Key insight: The layout [postings] → [skip index] enables single-pass streaming writes. We write postings while tracking offsets and block stats, then write skip entries with known offsets. This eliminates multiple passes over the data that were required when skip index preceded postings.

Cache behavior: During BMW queries, we scan skip entries to find candidate blocks. Since skip entries are small (16 bytes per 128 docs) and accessed sequentially, they cache well regardless of physical position.

1.3 Fieldnorm Quantization

Lucene/Tantivy quantize document lengths to 1 byte (256 buckets) using a log-scale mapping. This:

  • Reduces storage (1 byte vs 2-4 bytes per doc per term)
  • Enables compact block-max metadata
  • Has negligible impact on ranking quality

We use Lucene's quantization scheme (SmallFloat.intToByte4). Both Lucene and Tantivy independently converged on this same approach, which is reasonable evidence for its effectiveness.

Key properties:

  • Document lengths 0-39 stored exactly (covers most short documents)
  • Larger lengths use 4-bit mantissa encoding (~6% relative error max)
  • 256 buckets cover lengths from 0 to 2+ billion

Why quantization doesn't hurt BM25 ranking:

  • BM25 uses the ratio $dl/avgdl$, not absolute length
  • Small errors in $dl$ become smaller errors in the ratio
  • The $b$ parameter (0.75) further dampens length's influence
  • Other factors (IDF, term frequency) dominate scoring
// Precomputed decode table (Lucene SmallFloat.byte4ToInt)
static const uint32 FIELDNORM_TABLE[256] = {
    0, 1, 2, 3, 4, 5, 6, 7, 8, 9, 10, 11, 12, 13, 14, 15,
    16, 17, 18, 19, 20, 21, 22, 23, 24, 25, 26, 27, 28, 29, 30, 31,
    32, 33, 34, 35, 36, 37, 38, 39, 40, 42, 44, 46, 48, 50, 52, 54,
    // ... continues with increasing gaps
};

uint8 encode_fieldnorm(uint32 length);   // See SmallFloat.intToByte4
uint32 decode_fieldnorm(uint8 norm_id) {
    return FIELDNORM_TABLE[norm_id];
}

1.4 Fieldnorm Storage Strategy

Fieldnorm storage differs between uncompressed and compressed posting formats due to a space/performance tradeoff:

Uncompressed format (V2): Fieldnorms are stored inline in each posting entry. The TpBlockPosting structure has 2 bytes of padding for alignment, which can hold the 1-byte fieldnorm at zero additional cost:

typedef struct TpBlockPosting {
    uint32 doc_id;      // 4 bytes - segment-local document ID
    uint16 frequency;   // 2 bytes - term frequency
    uint8  fieldnorm;   // 1 byte  - quantized document length
    uint8  reserved;    // 1 byte  - padding for alignment
} TpBlockPosting;       // 8 bytes total

This eliminates per-posting fieldnorm lookups entirely, which is important because we have observed high overhead from fieldnorm lookups in a separate table. Each lookup requires a buffer manager round-trip (hash lookup, pin/unpin, LWLock acquire/release), adding ~300-500ns per posting even when pages are cached in shared_buffers. For queries touching millions of postings, this overhead dominates query time.

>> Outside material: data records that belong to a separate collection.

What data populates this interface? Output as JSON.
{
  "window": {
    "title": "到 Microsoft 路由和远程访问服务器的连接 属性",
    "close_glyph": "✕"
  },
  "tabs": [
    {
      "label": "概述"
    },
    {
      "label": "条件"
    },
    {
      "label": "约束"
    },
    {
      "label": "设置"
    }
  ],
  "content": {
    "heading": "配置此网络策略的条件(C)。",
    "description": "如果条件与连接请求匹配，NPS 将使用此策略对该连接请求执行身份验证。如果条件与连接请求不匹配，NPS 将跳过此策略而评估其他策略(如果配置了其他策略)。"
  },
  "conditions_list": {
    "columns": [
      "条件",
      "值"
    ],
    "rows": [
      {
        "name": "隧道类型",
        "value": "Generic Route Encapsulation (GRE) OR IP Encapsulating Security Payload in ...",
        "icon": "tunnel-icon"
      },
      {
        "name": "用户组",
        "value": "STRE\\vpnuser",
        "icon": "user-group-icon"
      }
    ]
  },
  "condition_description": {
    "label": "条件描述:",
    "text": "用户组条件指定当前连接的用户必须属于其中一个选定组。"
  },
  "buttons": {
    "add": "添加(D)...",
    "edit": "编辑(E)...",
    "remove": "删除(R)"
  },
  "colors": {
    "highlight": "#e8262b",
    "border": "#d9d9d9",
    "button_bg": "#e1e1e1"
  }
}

Compressed format (future): Inline storage is not viable because fieldnorms are per-document, not per-posting. A document appearing in 100 posting lists would have its fieldnorm stored 100 times, inflating posting data by 40-80%. Instead, compressed formats use a separate fieldnorm table (1 byte per document) with a caching scheme to amortize buffer manager overhead.

The skip index already stores block_max_norm (the fieldnorm of the highest-scoring document in each block), so BMW block-skipping decisions don't require per-posting fieldnorm access—only scoring of candidate documents does.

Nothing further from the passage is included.